In an exclusive interview with Geo News, the Kenya Human Rights Commission’s Martin Mavenjina said everything in Sharif’s murder investigation points to the hallmarks of “an inside job”.

Mavenjina, who is a lawyer at Kenya’s High Court and works for the lead human rights organisation in Kenya, told the publication that Sharif’s “murder was clearly planned and executed” and “it simply shows that he was surveilled over a good period of time.

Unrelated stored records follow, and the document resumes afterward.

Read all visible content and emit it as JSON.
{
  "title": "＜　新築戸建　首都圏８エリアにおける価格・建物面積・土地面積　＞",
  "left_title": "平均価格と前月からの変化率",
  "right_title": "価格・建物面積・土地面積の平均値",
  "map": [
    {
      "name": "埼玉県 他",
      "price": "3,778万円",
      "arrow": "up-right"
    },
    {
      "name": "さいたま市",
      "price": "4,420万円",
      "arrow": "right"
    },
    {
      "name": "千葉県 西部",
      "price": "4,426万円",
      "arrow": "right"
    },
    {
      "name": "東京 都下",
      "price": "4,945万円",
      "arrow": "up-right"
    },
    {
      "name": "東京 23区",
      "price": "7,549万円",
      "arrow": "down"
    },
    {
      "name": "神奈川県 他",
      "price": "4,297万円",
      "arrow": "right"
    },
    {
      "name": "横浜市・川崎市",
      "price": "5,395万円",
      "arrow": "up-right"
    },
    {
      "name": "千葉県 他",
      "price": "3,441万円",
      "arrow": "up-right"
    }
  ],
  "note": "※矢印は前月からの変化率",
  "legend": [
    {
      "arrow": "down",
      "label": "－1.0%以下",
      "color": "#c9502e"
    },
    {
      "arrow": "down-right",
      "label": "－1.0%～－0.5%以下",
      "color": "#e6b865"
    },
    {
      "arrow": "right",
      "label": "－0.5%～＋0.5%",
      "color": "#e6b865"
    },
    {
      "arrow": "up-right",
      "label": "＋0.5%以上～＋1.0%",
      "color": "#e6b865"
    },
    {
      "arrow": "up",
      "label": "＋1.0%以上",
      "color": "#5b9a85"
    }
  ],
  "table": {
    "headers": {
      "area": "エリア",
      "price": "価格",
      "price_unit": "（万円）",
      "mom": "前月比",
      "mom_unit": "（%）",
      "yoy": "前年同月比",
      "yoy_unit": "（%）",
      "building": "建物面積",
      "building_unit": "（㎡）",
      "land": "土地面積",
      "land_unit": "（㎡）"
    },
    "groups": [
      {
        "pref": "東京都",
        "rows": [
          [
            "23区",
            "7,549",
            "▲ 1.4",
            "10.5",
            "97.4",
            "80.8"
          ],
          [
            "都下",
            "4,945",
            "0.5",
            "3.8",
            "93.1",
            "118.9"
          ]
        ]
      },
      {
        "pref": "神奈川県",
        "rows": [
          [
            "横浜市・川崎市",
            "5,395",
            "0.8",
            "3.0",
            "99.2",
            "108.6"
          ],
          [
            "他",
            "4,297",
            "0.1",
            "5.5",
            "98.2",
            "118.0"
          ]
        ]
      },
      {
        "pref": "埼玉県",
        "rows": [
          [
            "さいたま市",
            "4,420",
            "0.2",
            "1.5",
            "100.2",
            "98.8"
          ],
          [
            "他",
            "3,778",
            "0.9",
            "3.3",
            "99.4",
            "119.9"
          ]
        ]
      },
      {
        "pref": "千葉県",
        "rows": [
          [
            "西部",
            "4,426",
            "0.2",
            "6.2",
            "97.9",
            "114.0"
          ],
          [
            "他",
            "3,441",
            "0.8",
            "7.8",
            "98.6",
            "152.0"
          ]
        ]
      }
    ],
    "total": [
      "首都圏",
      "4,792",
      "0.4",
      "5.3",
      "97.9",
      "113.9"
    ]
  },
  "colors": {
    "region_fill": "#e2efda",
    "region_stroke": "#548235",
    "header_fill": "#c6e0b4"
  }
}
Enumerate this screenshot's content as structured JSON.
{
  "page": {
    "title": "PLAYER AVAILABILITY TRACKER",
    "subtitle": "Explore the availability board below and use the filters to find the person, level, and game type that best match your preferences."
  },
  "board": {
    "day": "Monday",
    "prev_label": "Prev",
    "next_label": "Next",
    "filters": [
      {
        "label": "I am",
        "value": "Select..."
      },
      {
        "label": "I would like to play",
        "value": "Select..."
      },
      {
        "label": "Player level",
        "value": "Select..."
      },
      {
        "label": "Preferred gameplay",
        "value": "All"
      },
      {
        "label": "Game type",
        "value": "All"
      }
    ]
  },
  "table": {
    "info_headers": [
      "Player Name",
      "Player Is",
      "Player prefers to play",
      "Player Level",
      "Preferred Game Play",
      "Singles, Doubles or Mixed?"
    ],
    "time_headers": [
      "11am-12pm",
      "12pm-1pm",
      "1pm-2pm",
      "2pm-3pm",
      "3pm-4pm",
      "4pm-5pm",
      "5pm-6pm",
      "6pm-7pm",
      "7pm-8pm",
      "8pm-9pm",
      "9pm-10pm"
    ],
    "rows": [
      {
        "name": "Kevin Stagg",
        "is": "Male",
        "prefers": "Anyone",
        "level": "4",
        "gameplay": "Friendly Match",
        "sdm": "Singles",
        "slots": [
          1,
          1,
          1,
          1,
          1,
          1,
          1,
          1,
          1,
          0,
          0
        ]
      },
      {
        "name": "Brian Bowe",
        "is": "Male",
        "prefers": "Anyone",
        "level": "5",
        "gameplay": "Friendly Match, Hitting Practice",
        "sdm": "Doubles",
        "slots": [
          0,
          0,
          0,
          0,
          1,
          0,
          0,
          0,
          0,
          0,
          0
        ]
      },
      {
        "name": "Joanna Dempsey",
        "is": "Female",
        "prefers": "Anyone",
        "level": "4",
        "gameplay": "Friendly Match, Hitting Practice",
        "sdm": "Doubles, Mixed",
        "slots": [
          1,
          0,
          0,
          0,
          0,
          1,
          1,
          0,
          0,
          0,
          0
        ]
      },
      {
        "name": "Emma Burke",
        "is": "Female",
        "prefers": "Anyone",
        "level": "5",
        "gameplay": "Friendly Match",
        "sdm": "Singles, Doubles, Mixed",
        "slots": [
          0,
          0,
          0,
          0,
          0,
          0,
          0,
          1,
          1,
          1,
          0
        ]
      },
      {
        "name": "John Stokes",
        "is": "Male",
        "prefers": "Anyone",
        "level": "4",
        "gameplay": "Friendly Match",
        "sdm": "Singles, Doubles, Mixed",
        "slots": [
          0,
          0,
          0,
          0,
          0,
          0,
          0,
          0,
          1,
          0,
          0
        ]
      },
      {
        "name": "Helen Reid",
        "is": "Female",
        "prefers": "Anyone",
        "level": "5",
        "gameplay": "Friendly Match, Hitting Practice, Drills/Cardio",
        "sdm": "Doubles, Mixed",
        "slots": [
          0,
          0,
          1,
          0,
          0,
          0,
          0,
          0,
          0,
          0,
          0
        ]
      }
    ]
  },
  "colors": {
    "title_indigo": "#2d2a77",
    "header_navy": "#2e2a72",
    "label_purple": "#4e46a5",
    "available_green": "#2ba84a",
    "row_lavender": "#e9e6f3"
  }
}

The question is how did the security agencies know he was in that specific locality at that time”.

The official said that the Kenyan police used the excuse of mistaken identity but there is no corroborative evidence of mistaken identity and their position is unsustainable.

Mavenjina, who has documented human rights abuses by the Kenya police, accused the Kenyan police are notorious for unlawful killings and the KHRC, over the last couple of decades, has documented cases of unlawful killings and enforced disappearances through the missing persons’ coalition.

“The Kenya police are guilty as charged. Their excuse of mistaken identity doesn’t hold water because when you file a complaint to the police you give a clear description of the vehicle. In this case, the vehicle in which Sharif was travelling was a V8 Landcruiser. These are the vehicles used by cabinet members, parliamentarians and VIPs,” the lawyer said speaking on the matter.

The human rights advocate said that Kenya’s constitution guides the police on how to respect human rights and protect them but “look at how Sharif was killed and it shows there was an outright disregard for the constitution and human rights. In my honest opinion, Sharif’s killing was clearly planned and clearly choreographed”.

Mavenjina said that of all the countries in the world, Kenya’s police are number three in corruption. “We have instances where Kenyan police killed innocent people including a human rights lawyer and it took over four years to investigate and follow the due process to get the officers convicted”.

The KHRC official said that his organisation, with help from the missing person’s coalition over the last five years, has documented over 200 cases of unlawful kings and disappearances by the police.

“In the first six months of the COVID outbreak, police killed more Kenyans than the COVID. There were over 25 killings in the first six months,” he said commenting on the state of Kenya’s police.

Mavenjina said it was clear that Sharif’s shooters were “well trained over a long period of time”.

The KHRC official added: “Ordinarily it is very difficult to get a headshot on a very specific target or an individual in a moving vehicle even at a close range it is very difficult but if you look at circumstances in which Sharif was shot at two places this was well-planned.

The roadblocks were placed for a purpose. When there are roadblocks in Kenya, people are told there will be roadblocks for ID checks etc, there was nothing in this case.”

Sharif was invited to visit and stay in Kenya by Nairobi-based property developer Waqar Ahmad, brother of Khurram Ahmad who was driving the journalist on the fateful night of October 23, when he died in a hail of bullets rained on him by the Kenyan police at a deserted area.

Both Waqar and Khurram have been questioned by Pakistan’s investigation team — the Federal Investigation Agency’s (FIA) Director Athar Wahid and Intelligence Bureau’s (IB) Deputy Director-General Omar Shahid Hamid — to ascertain facts regarding the journalist’s murder.